Hello are you still there?
Yes, just using multiple browsers.
No worries, just wanted to make sure you were there. Good evening to you too
So to answer your question, it usually depends on how long the commitment was and for what.
Also you are right different states have different laws concerning this
I'm not sure on the confidentiality rules of the chat, but I can say that one party is in NY and the other in TX
Well I have experience with involuntary commitments in NY.
I can only imagine. NY tends to have some very archaic laws on the books on issues like this. Can you give me an idea?
When someone is removed from an involuntary commitment, some courts will assign a conservator to manage the treatment and finances for the patient, but this happens in rare instances when someone needs that help
For most states though including Texas and NY, you are not allowed to own a gun for an indeterminate amount of time
Not really an issue for me: I took a gun safety course in order to know how to get the bullets out and haven't been back since.
Are there any de facto employment consequences?
Also this involuntary commitment will be on your record for the rest of your life, but only law enforcement (under special circumstances) and state mental health officials will see it. No employer will ever see it or hear about an involuntary commitment unless you tell them.
That is your right to privacy for medical and mental health issues, so no matter what state you are in no employer will ever know
Even if your employer is a government?
The only government that will know is if you work in FBI, CIA, or NSA. Some police departments may get access to it, but last time I checked NY police were not allowed to access that information
The military isn't listed up there.
Typically no, but the military does its own psychological testing to see if you are fit for duty, but they should not have access to your mental health records. Now they may ask you on a form if you have ever been involuntary committed for a mental health reason
Ok. So, last bit, I promise: if she attempted to have me hospitalized, whose laws would apply? My state of residence or hers?
The state that you are currently in is what applies for involuntary commitment.
Also just to add that a 72 hour hold and involuntary commitment are two different things
What she wants is less to have me hospitalized (my symptoms are more chronic and progressive than acute, at least at the moment) and more to regain power of attorney/medical proxy/guardianship over me, as she feels that my symptoms have made me incapable of advocating for myself/recognizing need for treatment.
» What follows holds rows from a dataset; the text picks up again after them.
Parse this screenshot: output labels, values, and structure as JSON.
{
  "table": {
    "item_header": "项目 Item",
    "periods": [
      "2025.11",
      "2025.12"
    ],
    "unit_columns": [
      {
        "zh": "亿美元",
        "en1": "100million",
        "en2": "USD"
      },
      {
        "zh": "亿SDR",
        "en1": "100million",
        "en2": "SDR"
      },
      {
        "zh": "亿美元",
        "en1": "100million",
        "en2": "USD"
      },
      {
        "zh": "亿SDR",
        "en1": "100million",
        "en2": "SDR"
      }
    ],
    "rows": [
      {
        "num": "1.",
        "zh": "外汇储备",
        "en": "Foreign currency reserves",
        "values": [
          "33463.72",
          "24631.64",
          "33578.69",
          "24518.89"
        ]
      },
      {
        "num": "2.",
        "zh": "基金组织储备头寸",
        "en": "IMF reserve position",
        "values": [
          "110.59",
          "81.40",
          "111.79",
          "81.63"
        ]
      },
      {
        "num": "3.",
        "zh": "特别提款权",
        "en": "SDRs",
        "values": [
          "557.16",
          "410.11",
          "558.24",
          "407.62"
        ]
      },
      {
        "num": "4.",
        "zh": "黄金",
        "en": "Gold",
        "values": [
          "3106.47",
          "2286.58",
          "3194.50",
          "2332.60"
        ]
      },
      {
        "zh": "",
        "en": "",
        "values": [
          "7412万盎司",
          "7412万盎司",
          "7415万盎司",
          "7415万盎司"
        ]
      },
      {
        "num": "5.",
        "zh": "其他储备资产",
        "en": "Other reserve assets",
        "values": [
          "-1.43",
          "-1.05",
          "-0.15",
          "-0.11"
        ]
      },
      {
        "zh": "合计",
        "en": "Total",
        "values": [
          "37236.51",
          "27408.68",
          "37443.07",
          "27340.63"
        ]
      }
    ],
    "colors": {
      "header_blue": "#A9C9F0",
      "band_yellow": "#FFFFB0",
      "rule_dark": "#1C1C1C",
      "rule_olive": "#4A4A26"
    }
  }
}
I did have a power of attorney/med proxy appointing someone else who is local drawn up a few years ago, simply because my family is so far away. It's just that she's an attorney and I'm not sure which routes she has to get what she wants, and at this point, wondering whether fighting her is worth it.
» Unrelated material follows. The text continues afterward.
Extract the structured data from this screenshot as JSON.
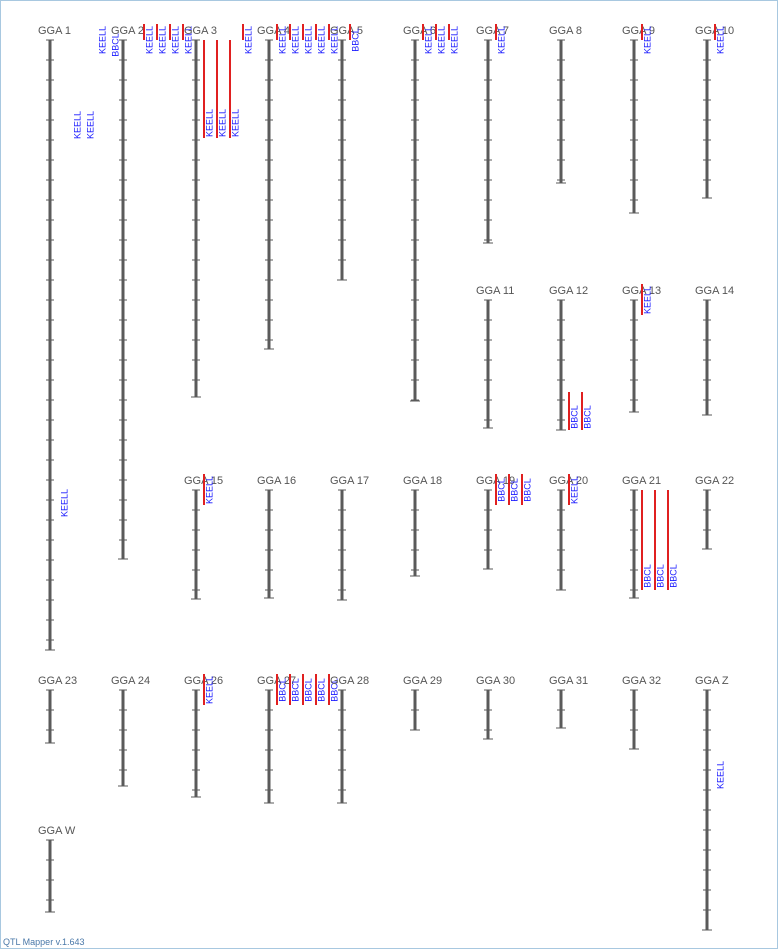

Okay I understand and I am sorry that you are going through this. I would recommend seeing a mental health attorney to see what avenues you can possibly take to preempt this, if you so choose to.
The nightmare scenario was, if she got it, that I could never regain legal competence again, and would remain the ward of one person or another for the rest of my life.
Thanks for listening. This is a very nice service for someone with agoraphobia.
Typically conservatorship or having someone being your power of attorney is a drastic measure and most courts do not like to do it without do cause. If you can take care of yourself currently with your daily life needs, then most likely you are in control of your own faculties to not need a power of attorney.
No problem, I am happy to help and I hope I provided you with excellent service today
Fantastic. Thank you very much, sir. It's nice to have one less thing to worry about. Have a good evening, and sleep well.